Jamaica has been responding to the plight of marginalised teen girls through the work of the Women’s Centre of Jamaica Foundation (WCJF). Executive Director of the Foundation, Dr. Zoe Simpson, explained that the WCFJ was set up in 1978 to respond to the high level of teen pregnancy across the island.
With its headquarters at 42 Trafalgar Road in Kingston, and branches across the island, the WCJF provides a structured programme for pregnant teenagers who have dropped out of the formal school system.
Its impact, she said, was almost immediate.
“Back then, the teenage pregnancy rate was 31 per cent. A girl would get pregnant, drop out of school, and we wouldn’t hear from her until she resurfaces with another two babies,” Dr. Simpson told JIS.
“What the Women’s Centre seeks to do, and has been doing, is to help her (teen mother) get up and get on with her life, and if she did not have a dream, we help her to reach inside of herself and begin to dream.”
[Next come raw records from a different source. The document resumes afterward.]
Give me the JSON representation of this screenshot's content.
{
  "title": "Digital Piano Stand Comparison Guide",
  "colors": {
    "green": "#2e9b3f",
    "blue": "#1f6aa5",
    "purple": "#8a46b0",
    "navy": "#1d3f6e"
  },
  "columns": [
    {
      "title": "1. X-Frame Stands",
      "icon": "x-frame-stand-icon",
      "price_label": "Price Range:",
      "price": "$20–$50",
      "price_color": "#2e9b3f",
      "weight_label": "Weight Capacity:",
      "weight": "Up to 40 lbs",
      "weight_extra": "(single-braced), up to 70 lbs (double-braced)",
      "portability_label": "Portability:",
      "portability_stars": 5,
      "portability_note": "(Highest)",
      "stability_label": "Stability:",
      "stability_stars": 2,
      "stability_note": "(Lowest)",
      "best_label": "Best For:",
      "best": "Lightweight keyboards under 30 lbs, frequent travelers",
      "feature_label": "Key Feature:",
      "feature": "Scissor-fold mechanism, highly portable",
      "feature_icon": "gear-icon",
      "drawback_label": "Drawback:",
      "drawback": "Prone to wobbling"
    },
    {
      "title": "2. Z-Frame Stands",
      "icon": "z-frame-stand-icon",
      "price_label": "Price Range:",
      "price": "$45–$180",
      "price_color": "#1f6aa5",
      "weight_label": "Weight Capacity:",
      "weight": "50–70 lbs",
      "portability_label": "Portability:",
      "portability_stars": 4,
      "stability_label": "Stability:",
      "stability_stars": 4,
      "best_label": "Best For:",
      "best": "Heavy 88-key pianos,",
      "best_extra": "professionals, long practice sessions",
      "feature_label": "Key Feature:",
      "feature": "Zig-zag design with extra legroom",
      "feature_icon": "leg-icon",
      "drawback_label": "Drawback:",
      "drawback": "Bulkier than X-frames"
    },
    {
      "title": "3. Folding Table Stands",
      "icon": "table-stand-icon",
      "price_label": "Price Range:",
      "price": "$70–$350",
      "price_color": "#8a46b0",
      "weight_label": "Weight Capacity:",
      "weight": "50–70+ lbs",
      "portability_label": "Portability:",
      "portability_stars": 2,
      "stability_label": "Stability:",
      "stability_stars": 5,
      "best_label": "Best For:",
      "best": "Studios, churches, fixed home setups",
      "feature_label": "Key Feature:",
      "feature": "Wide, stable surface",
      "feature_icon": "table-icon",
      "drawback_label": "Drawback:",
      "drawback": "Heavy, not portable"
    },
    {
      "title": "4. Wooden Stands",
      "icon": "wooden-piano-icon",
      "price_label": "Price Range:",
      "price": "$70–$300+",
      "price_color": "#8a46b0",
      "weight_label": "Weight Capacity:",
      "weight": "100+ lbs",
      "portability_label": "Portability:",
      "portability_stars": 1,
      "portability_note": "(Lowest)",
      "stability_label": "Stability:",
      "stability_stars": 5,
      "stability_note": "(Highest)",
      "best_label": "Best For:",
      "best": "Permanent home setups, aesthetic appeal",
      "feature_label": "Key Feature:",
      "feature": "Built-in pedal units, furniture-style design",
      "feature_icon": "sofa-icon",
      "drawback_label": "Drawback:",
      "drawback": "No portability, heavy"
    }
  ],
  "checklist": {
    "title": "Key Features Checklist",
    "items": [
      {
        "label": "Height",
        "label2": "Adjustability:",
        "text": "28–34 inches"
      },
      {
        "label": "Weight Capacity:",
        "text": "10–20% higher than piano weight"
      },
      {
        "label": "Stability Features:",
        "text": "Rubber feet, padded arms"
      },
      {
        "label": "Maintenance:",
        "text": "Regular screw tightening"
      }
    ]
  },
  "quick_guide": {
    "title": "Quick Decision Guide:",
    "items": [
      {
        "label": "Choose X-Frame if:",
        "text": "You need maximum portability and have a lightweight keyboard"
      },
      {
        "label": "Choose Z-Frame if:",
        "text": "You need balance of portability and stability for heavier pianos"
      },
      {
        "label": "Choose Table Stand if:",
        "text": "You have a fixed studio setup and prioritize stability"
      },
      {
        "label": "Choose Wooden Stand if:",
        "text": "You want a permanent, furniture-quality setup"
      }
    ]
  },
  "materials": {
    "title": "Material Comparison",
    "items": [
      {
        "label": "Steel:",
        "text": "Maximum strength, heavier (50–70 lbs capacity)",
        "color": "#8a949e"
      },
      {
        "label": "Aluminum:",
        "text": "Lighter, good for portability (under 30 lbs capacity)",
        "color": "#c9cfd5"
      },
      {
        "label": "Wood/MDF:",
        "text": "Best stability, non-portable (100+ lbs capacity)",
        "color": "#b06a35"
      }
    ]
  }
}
The Centre’s programme comprises two components – counselling and academics. Under the academic component, expectant mothers continue their studies until they are able to return to the formal school system. Counselling is provided to help girls ‘come to terms with their pregnancy’ and make informed decisions on the different contraceptive methods, according to Dr. Simpson.
“We cannot just look at the girls and say you wicked and you bad. A girl is pregnant, she made a mistake, and everybody makes mistakes. They want to get out, they want to get on with their lives, they want to complete their education and they need somebody to hold their hands and provide the support. This is what we seek to do,” said Dr. Simpson.
Teen Pregnancy Trending Down
Dr. Simpson noted that, in 2008, when the last survey on teenage pregnancy was done, it showed that teen pregnancy was down to 18 per cent.
The executive director noted that based on the declining number of girls being enrolled in Women Centres in recent times, as well as other factors, she believes teen pregnancy has even fallen below 18 per cent.
“Five or so years ago we had an average of 1,500 and we tapered down to 1,288. As at March 2016, we had 1,187 girls at Women Centres across Jamaica.”
“We also take into consideration pregnant teenagers who declined to be a part of the programme and even if we were to add that number to those who actually come we still have a lower rate than we had years ago.”
Stressing that the evidence is only anecdotal, she said a new survey is needed.
Meanwhile, the executive director said that despite the successes the WCJF has been reaping over the years, the incidence of teenage pregnancy is still unacceptably high.
“We have seen some success, but that’s not to say we have become complacent. We are still going on the ground, scouring the communities and interfacing with the parents and the nurses and the doctors and so on.”
“What we are doing is investing in the lives of our girls. The human capital has to be sufficiently positioned. It has to be an integral part of vision 2030 Jamaica,” said Dr. Simpson.
Vision 2030 Jamaica is a strategic road map to guide the country to achieve its goals of sustainable development and prosperity by 2030.